One of the reasons for the incident on Russia’s deepwater military station AS-31 “Losharik” may have been unsuccessful import substitution: since sanctions prevented the use of Ukrainian batteries, Russian-produced components were installed on the submersible, Kommersant reports, citing sources close to the investigation.

All 10 officers who remained in the vessel to put out the fire were poisoned by combustion byproducts, despite using protective gear. In 40 minutes they had exhausted all available means to fight the fire – fire extinguishers, foam generation cylinders, and 400 liters of freon. It is speculated that there was an explosion while the crew was preparing to evacuate.

A source in the industry told the news outlet that for a long time the AS-31 had used silver zinc batteries produced in Ukraine. After the start of the war, they were replaced by Russian lithium ion batteries produced at the St. Petersburg RIGEL Battery Company.

The batteries provided to the Russian Navy had supposedly been tested for explosive safety. There is currently an inquiry into how they were tested and why no representative of the Defense Ministry was present at the testing.
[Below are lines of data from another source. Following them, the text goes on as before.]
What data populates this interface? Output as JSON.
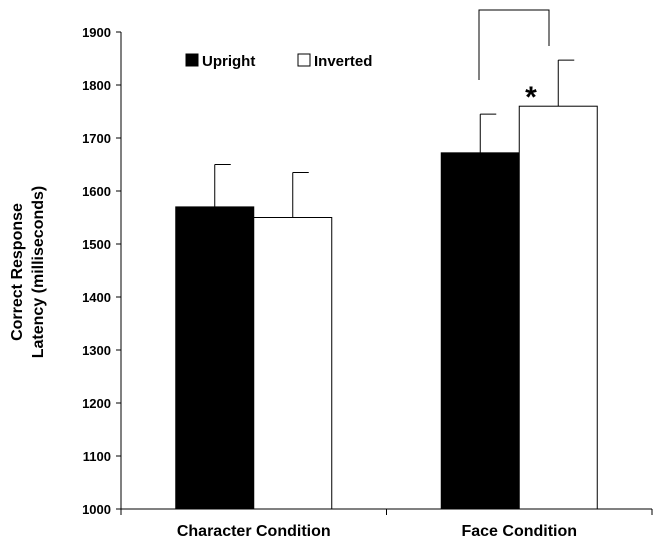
{
  "chart_data": {
    "type": "bar",
    "title": "",
    "xlabel": "",
    "ylabel_line1": "Correct Response",
    "ylabel_line2": "Latency (milliseconds)",
    "ylim": [
      1000,
      1900
    ],
    "yticks": [
      "1000",
      "1100",
      "1200",
      "1300",
      "1400",
      "1500",
      "1600",
      "1700",
      "1800",
      "1900"
    ],
    "categories": [
      "Character Condition",
      "Face Condition"
    ],
    "series": [
      {
        "name": "Upright",
        "color": "#000000",
        "values": [
          1570,
          1672
        ],
        "error": [
          80,
          73
        ]
      },
      {
        "name": "Inverted",
        "color": "#ffffff",
        "values": [
          1550,
          1760
        ],
        "error": [
          85,
          87
        ]
      }
    ],
    "legend": {
      "position": "top-left",
      "items": [
        "Upright",
        "Inverted"
      ]
    },
    "annotations": {
      "significance": "*",
      "bracket": "Face Condition Upright vs Inverted"
    },
    "grid": false
  }
}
Experts believe that, in addition to manufacturing or technological defects, the explosion could have resulted from the extreme operating conditions. In order to exclude the possibility of sabotage, several representatives of RIGEL have detonated TNT at a testing ground in order to compare the results with those from the submarine.

On 1 July, 14 officers were killed in a fire on board a secret submersible in the Barents Sea. Russia announced the deaths the following day, and admitted three days later that the incident had taken place on a nuclear submarine.